With the work and cost involved, few house-moving companies are doing what Nickel Bros. has started: buying homes that otherwise would be torn down, moving them on its own dime and then putting them up for sale.

“There are not many that have this as their primary business model,” McCord said. “But we see ourselves as a house recycling company.”

After all, McCord said, giving an old home a second life at a new location is the ultimate in recycling, saving tons of building materials from ending up in landfills.

As of last week, the company had 40 moved homes up for sale. Two of those homes are being stored in Everett, including a 1933 waterfront home moved from Seattle that’s now visible to I-5 traffic passing Dagmars Marina.

“The houses that will be stored there (at Dagmars) are typically the character houses. It kind of spurs people’s interest in the home-moving concept to see them as they pass,” McCord said.

That four-bedroom, 2,800-square-foot home overlooking I-5 is being offered for $195,000, including basic moving costs to an empty lot. It’s a steal, even when figuring the cost of building a foundation for it. Most of the homes offered on the Nickel Bros. Web site are priced under $200,000.

But there are limitations to where those homes can go, McCord said. A big home has to travel by barge, so a buyer needs to have a lot on or close to the water. Even smaller homes typically aren’t moved very far by truck.

For that reason, many of Nickel Bros. houses from Seattle and the surrounding area end up on lots in the San Juans or other islands in the region.
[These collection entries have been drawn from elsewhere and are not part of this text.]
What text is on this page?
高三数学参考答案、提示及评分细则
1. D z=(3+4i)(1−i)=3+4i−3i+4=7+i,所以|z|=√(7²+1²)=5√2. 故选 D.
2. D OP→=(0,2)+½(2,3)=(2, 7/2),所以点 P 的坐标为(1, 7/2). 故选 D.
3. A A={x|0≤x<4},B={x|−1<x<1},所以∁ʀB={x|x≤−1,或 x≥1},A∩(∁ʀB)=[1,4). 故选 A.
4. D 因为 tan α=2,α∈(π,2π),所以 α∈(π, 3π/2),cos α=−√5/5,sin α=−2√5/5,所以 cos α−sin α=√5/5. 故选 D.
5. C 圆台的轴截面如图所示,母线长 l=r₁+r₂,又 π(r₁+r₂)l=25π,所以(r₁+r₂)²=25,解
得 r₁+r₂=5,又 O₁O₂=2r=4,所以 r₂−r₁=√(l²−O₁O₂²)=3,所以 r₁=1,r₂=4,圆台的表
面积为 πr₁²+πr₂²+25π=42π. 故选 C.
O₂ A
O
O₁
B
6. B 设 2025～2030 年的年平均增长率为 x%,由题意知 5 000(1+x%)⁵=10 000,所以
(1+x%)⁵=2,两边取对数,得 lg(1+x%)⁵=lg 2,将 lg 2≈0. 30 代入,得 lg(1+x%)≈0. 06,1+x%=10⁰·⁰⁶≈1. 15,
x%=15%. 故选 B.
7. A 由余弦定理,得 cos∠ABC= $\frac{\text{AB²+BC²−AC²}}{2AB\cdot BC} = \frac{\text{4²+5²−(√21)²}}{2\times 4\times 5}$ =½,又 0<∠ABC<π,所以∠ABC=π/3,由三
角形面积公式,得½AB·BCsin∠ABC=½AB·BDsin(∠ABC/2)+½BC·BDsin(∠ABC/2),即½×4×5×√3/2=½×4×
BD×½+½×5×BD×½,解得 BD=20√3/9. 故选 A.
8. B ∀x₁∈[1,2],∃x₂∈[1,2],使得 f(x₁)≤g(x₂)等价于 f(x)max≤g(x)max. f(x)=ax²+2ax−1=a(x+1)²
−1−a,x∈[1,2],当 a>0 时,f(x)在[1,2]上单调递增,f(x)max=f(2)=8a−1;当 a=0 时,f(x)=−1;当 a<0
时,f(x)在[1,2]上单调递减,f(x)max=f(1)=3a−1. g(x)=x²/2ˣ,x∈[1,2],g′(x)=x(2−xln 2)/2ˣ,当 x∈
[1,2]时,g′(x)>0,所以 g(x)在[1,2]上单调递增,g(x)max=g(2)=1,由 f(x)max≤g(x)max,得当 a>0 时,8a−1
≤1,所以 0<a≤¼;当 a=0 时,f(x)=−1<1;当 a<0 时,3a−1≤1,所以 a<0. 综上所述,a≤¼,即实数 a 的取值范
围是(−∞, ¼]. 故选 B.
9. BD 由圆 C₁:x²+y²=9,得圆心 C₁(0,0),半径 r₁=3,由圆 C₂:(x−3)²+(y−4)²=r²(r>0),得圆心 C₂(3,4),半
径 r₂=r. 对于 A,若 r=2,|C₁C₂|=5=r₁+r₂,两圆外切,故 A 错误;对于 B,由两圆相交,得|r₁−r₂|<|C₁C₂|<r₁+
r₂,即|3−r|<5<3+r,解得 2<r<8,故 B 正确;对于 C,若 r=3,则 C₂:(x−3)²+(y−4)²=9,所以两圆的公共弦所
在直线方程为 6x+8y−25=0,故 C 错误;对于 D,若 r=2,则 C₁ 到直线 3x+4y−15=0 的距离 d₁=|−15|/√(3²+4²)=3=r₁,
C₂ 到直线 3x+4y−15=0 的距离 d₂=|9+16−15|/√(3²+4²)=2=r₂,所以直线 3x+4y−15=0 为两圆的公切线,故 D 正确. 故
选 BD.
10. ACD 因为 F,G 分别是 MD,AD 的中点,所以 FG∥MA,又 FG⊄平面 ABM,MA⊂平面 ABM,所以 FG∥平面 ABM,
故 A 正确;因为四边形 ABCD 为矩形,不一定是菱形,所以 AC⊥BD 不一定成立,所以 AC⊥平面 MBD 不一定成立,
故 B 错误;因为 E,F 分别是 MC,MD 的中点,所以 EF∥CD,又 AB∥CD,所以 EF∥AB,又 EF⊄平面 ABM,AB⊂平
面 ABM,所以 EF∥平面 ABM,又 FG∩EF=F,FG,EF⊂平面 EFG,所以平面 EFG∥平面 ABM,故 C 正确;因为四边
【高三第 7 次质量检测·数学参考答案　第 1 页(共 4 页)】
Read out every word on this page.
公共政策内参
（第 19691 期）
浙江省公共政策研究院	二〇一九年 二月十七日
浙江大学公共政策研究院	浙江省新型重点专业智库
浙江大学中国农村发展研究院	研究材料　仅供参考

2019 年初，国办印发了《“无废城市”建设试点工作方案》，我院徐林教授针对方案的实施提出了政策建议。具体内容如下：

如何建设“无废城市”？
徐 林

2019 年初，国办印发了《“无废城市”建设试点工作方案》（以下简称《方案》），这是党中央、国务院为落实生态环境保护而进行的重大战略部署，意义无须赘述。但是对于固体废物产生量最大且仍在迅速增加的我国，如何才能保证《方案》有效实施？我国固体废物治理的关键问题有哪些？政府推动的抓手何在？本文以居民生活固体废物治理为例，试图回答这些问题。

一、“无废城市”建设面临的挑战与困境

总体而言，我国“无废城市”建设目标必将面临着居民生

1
McCord said the company is looking to do more jobs around Everett, as new development may push older houses out of the way. Nickel Bros. would love to save those houses rather than see bulldozers tear them down, he said.

In addition to just being an environmentally friendly thing to do, developers can save thousands of dollars in demolition costs and can even sometimes receive “green builder” designations by letting a company such as Nickel Bros. move a house out of the way of progress. McCord said he and others in the company still are working to introduce themselves to Snohomish County developers.

“Everett is a developing city, and some of the things that have gone on in other Puget Sound cities are affecting Everett now. So we’ve found this is a good central location for us,” he said.